Supervisory authorities



Home > Scientific computing


published on , updated on


The CRAL distributes the following softwares.

Related to our instrumental projects:

- The exposure time calculator and the data reduction software of the OASIS instrument, an integral field spectrograph hosted by the William Herschel Telescope, La Palma, Spain.

- The python framework MPDAF that can be download using the gitlab server at CRAL. This framework provides tools to analyse MUSE/ESO-VLT data. It was developed for the MUSICOS ERC-AdG (PI: R. Bacon).


Related to our research activities:

- GNU Astronomy Utilites (Gnuastro) is a large collection of command-line programs and C/C++ libraries for generic astronomical data manipulation and analysis. Gnuastro is the only professional astronomical software fully conforming with the GNU Coding Standards and developed by Mohammad Akhlaghi (postdoc GALPAC 2016-2018). In particular it contains NoiseChisel which is a program for signal detection using a new noise-based approach introduced to the astronomical community in Akhlaghi and Ichikawa, ApJS, 220, 1 (2015).


Computing facilities

CRAL makes use of a 1200 core cluster, named the Common Computing Facility, which was funded by the LIO LabEx. This cluster is managed by the Science Computing service of CRAL.

In 2014, the LIO acquired a super-computer with outstanding performance for massively parallel computing: the Common Computing Facility (CCF).
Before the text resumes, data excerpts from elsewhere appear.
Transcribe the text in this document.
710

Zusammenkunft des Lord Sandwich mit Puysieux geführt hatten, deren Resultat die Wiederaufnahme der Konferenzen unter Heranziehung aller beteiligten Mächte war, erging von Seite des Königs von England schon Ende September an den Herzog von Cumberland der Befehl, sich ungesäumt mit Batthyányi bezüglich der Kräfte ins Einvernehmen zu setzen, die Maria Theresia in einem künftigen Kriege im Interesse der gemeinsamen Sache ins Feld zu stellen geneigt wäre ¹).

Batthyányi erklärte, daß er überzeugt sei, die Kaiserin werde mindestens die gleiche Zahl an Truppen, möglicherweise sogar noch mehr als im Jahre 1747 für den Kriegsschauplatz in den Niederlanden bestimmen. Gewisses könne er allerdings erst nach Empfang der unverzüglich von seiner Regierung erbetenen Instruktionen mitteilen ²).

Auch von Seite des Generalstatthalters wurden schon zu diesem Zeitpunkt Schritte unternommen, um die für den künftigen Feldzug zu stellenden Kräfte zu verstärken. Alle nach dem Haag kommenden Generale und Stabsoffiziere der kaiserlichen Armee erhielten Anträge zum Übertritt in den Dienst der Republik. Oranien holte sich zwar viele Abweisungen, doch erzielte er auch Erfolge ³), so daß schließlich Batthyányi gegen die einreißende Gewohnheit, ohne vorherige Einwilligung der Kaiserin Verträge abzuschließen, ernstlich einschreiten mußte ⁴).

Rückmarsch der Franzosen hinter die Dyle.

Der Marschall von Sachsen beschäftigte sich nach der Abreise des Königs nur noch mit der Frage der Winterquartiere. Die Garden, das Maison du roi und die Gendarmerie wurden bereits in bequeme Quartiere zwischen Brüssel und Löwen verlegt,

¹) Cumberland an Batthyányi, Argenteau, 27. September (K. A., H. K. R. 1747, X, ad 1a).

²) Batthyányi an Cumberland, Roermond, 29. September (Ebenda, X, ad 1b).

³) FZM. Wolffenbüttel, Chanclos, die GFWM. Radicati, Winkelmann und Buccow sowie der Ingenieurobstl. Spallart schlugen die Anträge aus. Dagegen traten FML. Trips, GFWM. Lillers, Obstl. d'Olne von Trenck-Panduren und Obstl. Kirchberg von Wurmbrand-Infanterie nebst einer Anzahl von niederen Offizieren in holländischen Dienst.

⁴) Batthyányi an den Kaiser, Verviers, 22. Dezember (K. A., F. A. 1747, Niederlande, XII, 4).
It is the company SGI that won the tender launched by the LIO, proposing a solution whose characteristics are as follows: 1152 cores for a computing power of 24 Tflops and a total distributed memory of 9 TB. In more detail, the CCF, an SGI ICE X, consists of:

  • 72 compute nodes, each with 2 Intel Xeon E5-2650v2 processors @ 2.6 GHz (8 cores) and 128 GB of RAM
  • 1 storage node of 300 TB disk space
  • 3 service nodes (login, administration)
  • 1 visualization node
  • All these nodes are interconnected by an infiniband network of FDR type.

The CCF was installed in 2 racks in the computing room at IPNL. The CCF was commissioned in autumn 2014, providing researchers and engineers with approximately 10 million computing hours per year.

In 2017, an extension of the CCF was installed. This extension was funded under the ERC advanced Grant TOFU supported by Isabelle Baraffe and put into service for the exclusive use of the researchers associated with this ERC. This extension consists of 4 new compute nodes, each with 2 Intel Xeon E5-2698 v4 processors @ 2.2 GHz (20 cores) and 128 GB of RAM.